# What to believe?



## mueske (Jan 14, 2009)

http://www.richardkastle.com/Home_Page.php

I had heard of this guy before on some youtube videos, people were claiming he is the greatest piano virtuoso ever. Talking down on other great pianists (Cziffra, Hamelin, Horowitz) saying they 'cheat' when playing the ending of Liszt's Hungarion rhapsody no. 2. I didn't take it seriously.

Today I stumbled on him again... Now I want to find out how much of him, and his crazy fans I can believe.

He uses 'neuroscience' to back him up. Claiming that he has "developed white matter that keeps the information moving through the memory prediction framework in the neocortex"; which basicly means he can 'see' patterns.

Considering I have no clue about playing the piano; or the technicalities of music, and only a small understanding regarding neuroscience (will change next year though!) I have no idea what to think of it. The fact that he (Richard Kastle) looks like a rockstar from the 80's, makes me believe he just wants attention with these claims, though you never know.

Do other pianist really 'cheat' as he claims? (http://www.richardkastle.com/Evidentiary_page.html) and does he really play it accurately (



) and like it 'supposed' to be played?

Read a few things on the site, listen to his performance of the second Hungarion rhapsody and tell us what you think..?


----------



## LvB (Nov 21, 2008)

It's marketing. From the evidence, he's a very good technician and competent musician who is looking for a gimmick upon which to sell himself.* There are so many superb technicians out there that it's hard to stand out, so you need a hype-hook, and his consists of running down previous performers, thereby suggesting that if you haven't heard the music played _his_ way you haven't heard it at all. This is nonsense, as are the claims about other players faking the music.

More of his actual qualities as a performer can be discerned in the Chopin Op. 53 Polonaise. The recording reveals him to be a solid player with little or nothing to make him stand out (compare his version to that of Josef Lhevinne, for example, and you'll hear the difference between a supervirtuoso with something unique to say and an ordinary supertechnician, so to speak). I wouldn't write him off altogether, but I'd need to hear him performing much more music of real substance before I'd consider him worth buying a CD for, and I didn't hear anything in these recordings which would make me go out of my way to hear more.

*= Though the evidence, being strictly recorded, is itself ambiguous; technology nowadays allows so much fudging that it's not even completely clear that he is truly _playing_ the music.
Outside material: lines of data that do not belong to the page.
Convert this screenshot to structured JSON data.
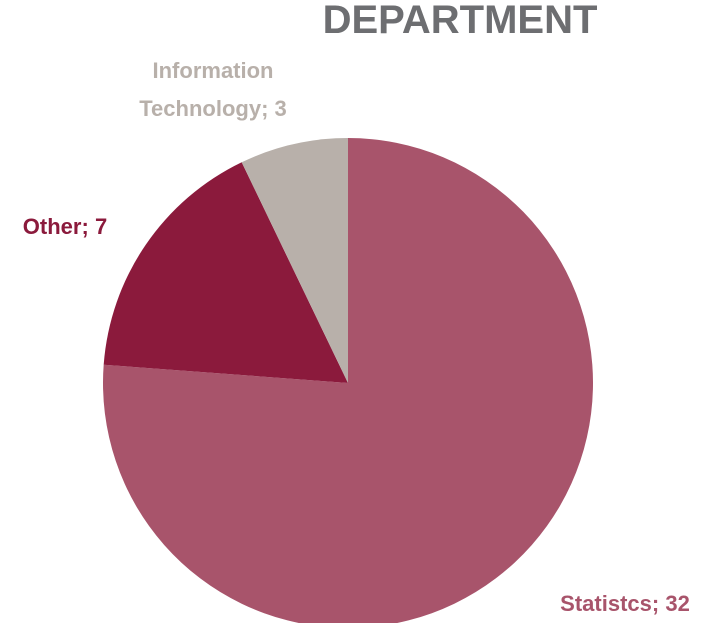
{
  "chart_data": {
    "type": "pie",
    "title": "DEPARTMENT",
    "categories": [
      "Statistcs",
      "Other",
      "Information Technology"
    ],
    "values": [
      32,
      7,
      3
    ],
    "colors": [
      "#a8546b",
      "#8b1a3c",
      "#b8b0aa"
    ],
    "label_separator": "; "
  }
}
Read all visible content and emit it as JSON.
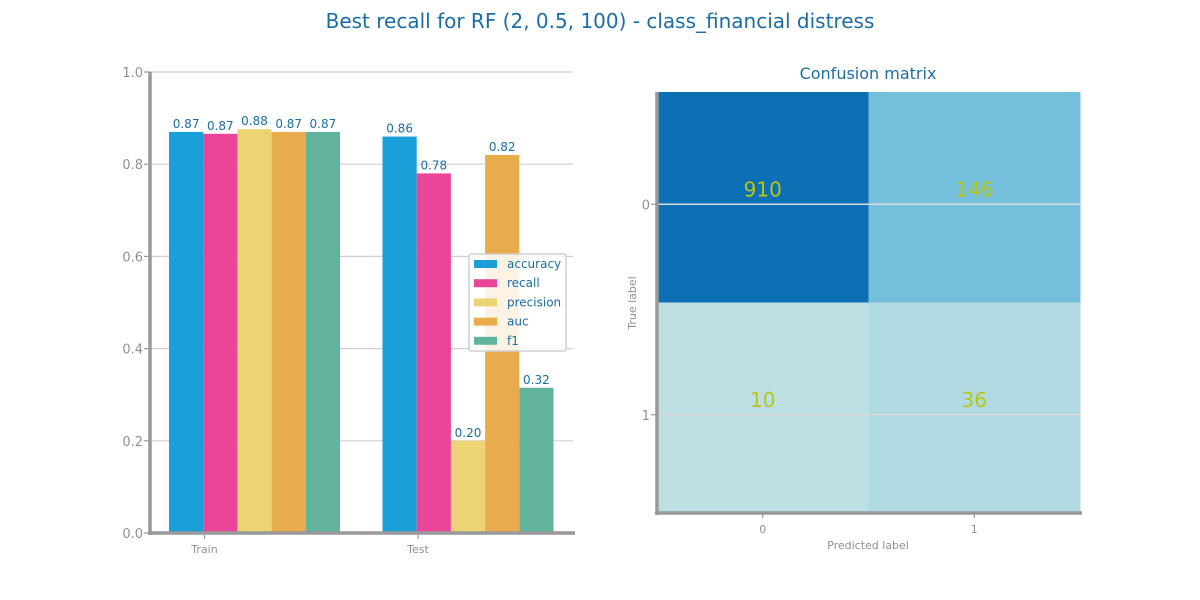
{
  "title": "Best recall for RF (2, 0.5, 100) - class_financial distress",
  "chart_data": [
    {
      "type": "bar",
      "categories": [
        "Train",
        "Test"
      ],
      "series": [
        {
          "name": "accuracy",
          "values": [
            0.87,
            0.86
          ],
          "color": "#1aa0d8"
        },
        {
          "name": "recall",
          "values": [
            0.866,
            0.78
          ],
          "color": "#ea4598"
        },
        {
          "name": "precision",
          "values": [
            0.876,
            0.2
          ],
          "color": "#ecd474"
        },
        {
          "name": "auc",
          "values": [
            0.87,
            0.82
          ],
          "color": "#e8ac4c"
        },
        {
          "name": "f1",
          "values": [
            0.87,
            0.315
          ],
          "color": "#62b39e"
        }
      ],
      "value_labels": [
        [
          "0.87",
          "0.87",
          "0.88",
          "0.87",
          "0.87"
        ],
        [
          "0.86",
          "0.78",
          "0.20",
          "0.82",
          "0.32"
        ]
      ],
      "ylim": [
        0,
        1
      ],
      "yticks": [
        "0.0",
        "0.2",
        "0.4",
        "0.6",
        "0.8",
        "1.0"
      ],
      "grid": true,
      "legend": "center-right"
    },
    {
      "type": "heatmap",
      "title": "Confusion matrix",
      "xlabel": "Predicted label",
      "ylabel": "True label",
      "x_ticks": [
        "0",
        "1"
      ],
      "y_ticks": [
        "0",
        "1"
      ],
      "matrix": [
        [
          910,
          146
        ],
        [
          10,
          36
        ]
      ],
      "cell_colors": [
        [
          "#0e70b4",
          "#74c0dc"
        ],
        [
          "#bddfe3",
          "#b0d9e1"
        ]
      ]
    }
  ]
}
Being basically trusting, I assume that he is, but....


----------



## bdelykleon (May 21, 2009)

There are several fakes and idiots arround music, longing for some spotlight, and what better way to get it rather than attacking everything. Google Nella Anfuso, Andrea Lucchesi, and you'll find similar things...


----------



## mueske (Jan 14, 2009)

So there is nothing true of what he says about the ending of H R 2? That others cannot play it like it is supposed to be played?


----------



## bdelykleon (May 21, 2009)

mueske said:


> So there is nothing true of what he says about the ending of H R 2? That others cannot play it like it is supposed to be played?


Well, I really don't know about this. I vever gave any care for this piece, it is pure virtuosistic crap. So even if it is true (and it may really be), who cares? There is much more in music than virtuosism and even more, there are in modern repertoire far tougher pieces than this.


----------



## mueske (Jan 14, 2009)

bdelykleon said:


> Well, I really don't know about this. I vever gave any care for this piece, it is pure virtuosistic crap. So even if it is true (and it may really be), who cares? There is much more in music than virtuosism and even more, there are in modern repertoire far tougher pieces than this.


When he started dissing Rachmaninoff, I started caring!


----------



## bdelykleon (May 21, 2009)

mueske said:


> When he started dissing Rachmaninoff, I started caring!


Why so? Rachmaninoff famously simplified his own works...


----------



## mueske (Jan 14, 2009)

bdelykleon said:


> Why so? Rachmaninoff famously simplified his own works...


If you mean making cuts to get them to fit on the old records, than yes - otherwise I have no idea what you are talking about?


----------



## bdelykleon (May 21, 2009)

mueske said:


> If you mean making cuts to get them to fit on the old records, than yes - otherwise I have no idea what you are talking about?


The third concerto is severely cut in his recording. I don't know if it was to fit into old records, because there were recordings of every genre with several sides, and actually RCA complained about the length of the concerto, so Rach did that on purpose. And anyway, he uses the easy ossia passages.


----------



## LvB (Nov 21, 2008)

bdelykleon said:


> The third concerto is severely cut in his recording. I don't know if it was to fit into old records, because there were recordings of every genre with several sides, and actually RCA complained about the length of the concerto, so Rach did that on purpose. And anyway, he uses the easy ossia passages.


As you say, RCA wanted cuts, and Rachmaninoff made them. One can argue that he should not have done this, but under the technological circumstances he had no other choice if he wanted a recording made. Most longer pieces were cut to one degree or another in the era of 78s. But as to the _ossia_ passages in the 3rd concerto: Rachmaninoff really used only one major one, and it is certainly not "easy". Rather, he replaced the heavier chordal passage in the cadenza with one which involved more passagework but was lighter in texture, as he felt that the earlier material was out of balance with what had preceded it. Most pianists have followed his lead, though some (Lazar Berman, e.g.) have recorded the more thunderous cadenza. It was/is an aesthetic decision, not one based on Rachmaninoff's inability to perform his own music.


----------